4. battery system according to claim 1, the electrolyte that it is characterized in that described battery adopt a kind of in samarium oxide doping of cerium oxide, gadolinium oxide doping of cerium oxide, yttrium stable zirconia, lanthanum strontium gallium magnesium or the scandium zirconium; Negative electrode adopts a kind of in lanthanum strontium manganese, lanthanum strontium scandium manganese, barium strontium ferro-cobalt, lanthanum strontium ferro-cobalt, lanthanum strontium cobalt or the strontium scandium cobalt; Anode adopts electrolyte/nickel composite anode, lanthanum strontium scandium manganese or lanthanum strontium chromium manganese Ca-Ti ore type anode.

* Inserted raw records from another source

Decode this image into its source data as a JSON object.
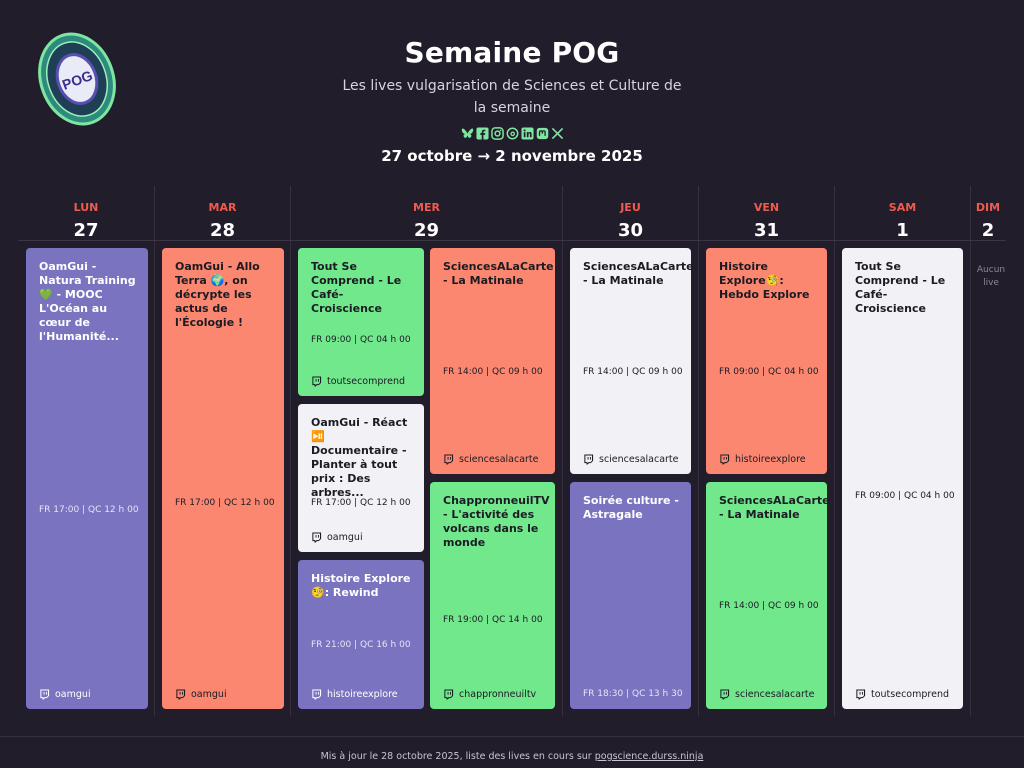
{
  "header": {
    "title": "Semaine POG",
    "subtitle": "Les lives vulgarisation de Sciences et Culture de la semaine",
    "dates": "27 octobre → 2 novembre 2025",
    "logo_text": "POG",
    "logo_ring_text": "POG SCIENCE"
  },
  "social_icons": [
    "bluesky-icon",
    "facebook-icon",
    "instagram-icon",
    "threads-icon",
    "linkedin-icon",
    "mastodon-icon",
    "x-icon"
  ],
  "days": [
    {
      "name": "LUN",
      "num": "27"
    },
    {
      "name": "MAR",
      "num": "28"
    },
    {
      "name": "MER",
      "num": "29"
    },
    {
      "name": "JEU",
      "num": "30"
    },
    {
      "name": "VEN",
      "num": "31"
    },
    {
      "name": "SAM",
      "num": "1"
    },
    {
      "name": "DIM",
      "num": "2"
    }
  ],
  "events": [
    {
      "title": "OamGui - Natura Training 💚 - MOOC L'Océan au cœur de l'Humanité...",
      "time": "FR 17:00  |  QC 12 h 00",
      "channel": "oamgui",
      "color": "purple"
    },
    {
      "title": "OamGui - Allo Terra 🌍, on décrypte les actus de l'Écologie !",
      "time": "FR 17:00  |  QC 12 h 00",
      "channel": "oamgui",
      "color": "salmon"
    },
    {
      "title": "Tout Se Comprend - Le Café-Croiscience",
      "time": "FR 09:00  |  QC 04 h 00",
      "channel": "toutsecomprend",
      "color": "green"
    },
    {
      "title": "OamGui - Réact ⏯️ Documentaire - Planter à tout prix : Des arbres...",
      "time": "FR 17:00  |  QC 12 h 00",
      "channel": "oamgui",
      "color": "white"
    },
    {
      "title": "Histoire Explore🧐: Rewind",
      "time": "FR 21:00  |  QC 16 h 00",
      "channel": "histoireexplore",
      "color": "purple"
    },
    {
      "title": "SciencesALaCarte - La Matinale",
      "time": "FR 14:00  |  QC 09 h 00",
      "channel": "sciencesalacarte",
      "color": "salmon"
    },
    {
      "title": "ChappronneuilTV - L'activité des volcans dans le monde",
      "time": "FR 19:00  |  QC 14 h 00",
      "channel": "chappronneuiltv",
      "color": "green"
    },
    {
      "title": "SciencesALaCarte - La Matinale",
      "time": "FR 14:00  |  QC 09 h 00",
      "channel": "sciencesalacarte",
      "color": "white"
    },
    {
      "title": "Soirée culture - Astragale",
      "time": "FR 18:30  |  QC 13 h 30",
      "channel": "",
      "color": "purple"
    },
    {
      "title": "Histoire Explore🧐: Hebdo Explore",
      "time": "FR 09:00  |  QC 04 h 00",
      "channel": "histoireexplore",
      "color": "salmon"
    },
    {
      "title": "SciencesALaCarte - La Matinale",
      "time": "FR 14:00  |  QC 09 h 00",
      "channel": "sciencesalacarte",
      "color": "green"
    },
    {
      "title": "Tout Se Comprend - Le Café-Croiscience",
      "time": "FR 09:00  |  QC 04 h 00",
      "channel": "toutsecomprend",
      "color": "white"
    }
  ],
  "no_live": "Aucun live",
  "footer": {
    "text": "Mis à jour le 28 octobre 2025, liste des lives en cours sur ",
    "link": "pogscience.durss.ninja"
  }
}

5. battery system according to claim 1, the preparation method who it is characterized in that anode coated catalysts in the battery system is: the nitrate that takes by weighing various metals by stoichiometric proportion, use deionized water dissolving, add glycine, after treating to dissolve fully, this solution under stirring condition 80-120 ℃ be heated into thick, spontaneous combustion in baking oven then, temperature is 200-300 ℃; 800-1000 ℃ of calcining 5-10 hour in Muffle furnace of cooling back, grind into powder makes catalyst.

6. battery system according to claim 5, the addition that it is characterized in that glycine are that the mol ratio of metal ion total in glycine and the metal nitrate is 2: 1-3: 1.

7. battery system according to claim 1 is characterized in that described anode-catalyzed coating adopts the preparation of fully-automatic ultrasonic sprayed on membrane method.

8. battery system according to claim 1 is characterized in that described is to add oxygen, steam or carbon dioxide in the main fuel with methane.